Movie Review: Elle

Movie+Review%3A+Elle

What begins as a tragic narrative surrounding the rape of Michèle (Isabelle Huppert), a high-strung video game producer, slowly and subtly devolves into a tale of defilement and lust, exposing a side of humanity rarely explored outside of the arthouse.

Although the film is directed by Dutch icon Paul Verhoeven, a man known for his late 80s sci-fi blockbusters, “Elle” is decidedly French. The typical Hollywood three-act structure is ditched for a New Wave approach in which the plot held together primarily through concepts and themes.

This is not to say the film lacks a coherent narrative, however. Each scene flows naturally, and the loose structure is only noticeable in the later half of the movie which drags on a little, but to a positive effect.

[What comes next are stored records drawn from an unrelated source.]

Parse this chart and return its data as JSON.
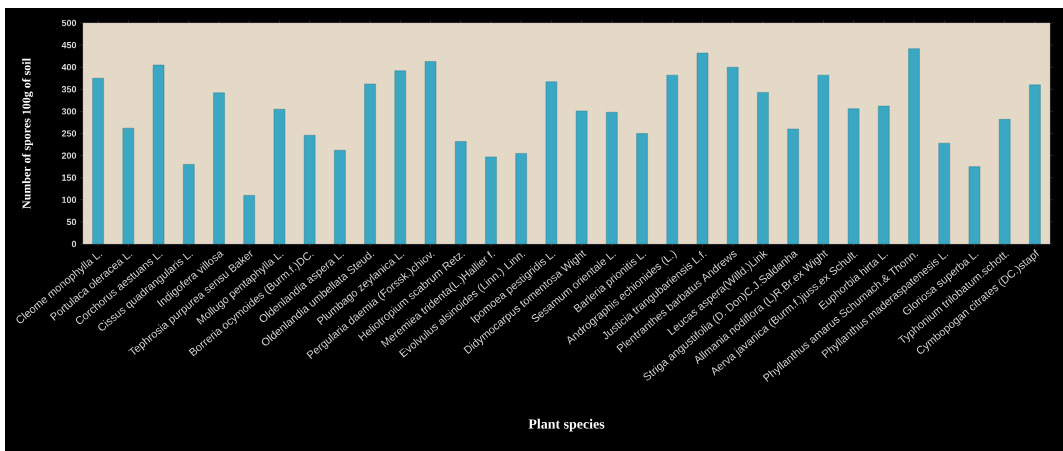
{
  "chart_data": {
    "type": "bar",
    "xlabel": "Plant species",
    "ylabel": "Number of spores 100g of soil",
    "categories": [
      "Cleome monophylla L.",
      "Portulaca oleracea L.",
      "Corchorus aestuans L.",
      "Cissus quadrangularis L.",
      "Indigofera villosa",
      "Tephrosia purpurea sensu Baker",
      "Mollugo pentaphylla L.",
      "Borreria ocymoides (Burm.f.)DC.",
      "Oldenlandia aspera L.",
      "Oldenlandia umbellata  Steud.",
      "Plumbago zeylanica L.",
      "Pergularia daemia  (Forssk.)chiov.",
      "Heliotropium scabrum Retz.",
      "Meremiea tridenta(L.)Hallier f.",
      "Evolvulus alsinoides  (Linn.) Linn.",
      "Ipomoea pestigridis L.",
      "Didymocarpus tomentosa  Wight",
      "Sesamum orientale L.",
      "Barleria prionitis L.",
      "Andrographis echionides (L.)",
      "Justicia trangubariensis L.f.",
      "Plentranthes barbatus  Andrews",
      "Leucas aspera(Willd.)Link",
      "Striga angustifolia  (D. Don)C.J.Saldanha",
      "Allmania nodiflora (L)R.Br.ex Wight",
      "Aerva javanica  (Burm.f.)juss.ex Schult.",
      "Euphorbia hirta L.",
      "Phyllanthus amarus Schumach.& Thonn.",
      "Phyllanthus maderaspatenesis  L.",
      "Gloriosa superba L.",
      "Typhonium  trilobatum.schott.",
      "Cymbopogan citrates (DC.)stapf"
    ],
    "values": [
      375,
      262,
      405,
      180,
      342,
      110,
      305,
      246,
      212,
      362,
      392,
      413,
      232,
      197,
      205,
      367,
      301,
      298,
      250,
      382,
      432,
      400,
      343,
      260,
      382,
      306,
      312,
      442,
      228,
      175,
      282,
      360
    ],
    "color": "#3aa7c3",
    "ylim": [
      0,
      500
    ],
    "yticks": [
      0,
      50,
      100,
      150,
      200,
      250,
      300,
      350,
      400,
      450,
      500
    ],
    "grid": false
  }
}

French national treasure Isabelle Huppert is the standout quality of the movie. Her conveyance of character through visual cues and body language alone is astonishing, especially considering that the character she plays is unlike any other I have seen.

Sans spoilers, Huppert does not play the archetypal rape victim character, and in fact doesn’t let her defilement define her. Moreover, “Elle” is mature enough to not singularly focus on the rape, instead using its implications as a foil for the struggles of multiple characters.

Equal in importance to the main narrative are the subplots, weaved into the main narrative of the film to expose some twisted facet of Michèle’s life or the lives of her family or friends.

The blunders of her slacker son hold the same weight as her unhealthy relationship with her mother or any of the film’s multiple infidelities. Each of these situations reflect back onto Michèl, revealing something about her character. By the film’s end, nearly every character is well-developed, even those who have little on-screen time.

The title, “Elle,” is French for “she,” a clever choice as it conveys both femininity as well as the otherness that comes with being the victim of assault, she being used as a distancing term. In many ways, “Elle” is a feminist film.

“Elle” is the antithesis of “fun for the whole family.” It’s for sure one of the strangest films I have seen in theaters in a while and certainly the boldest.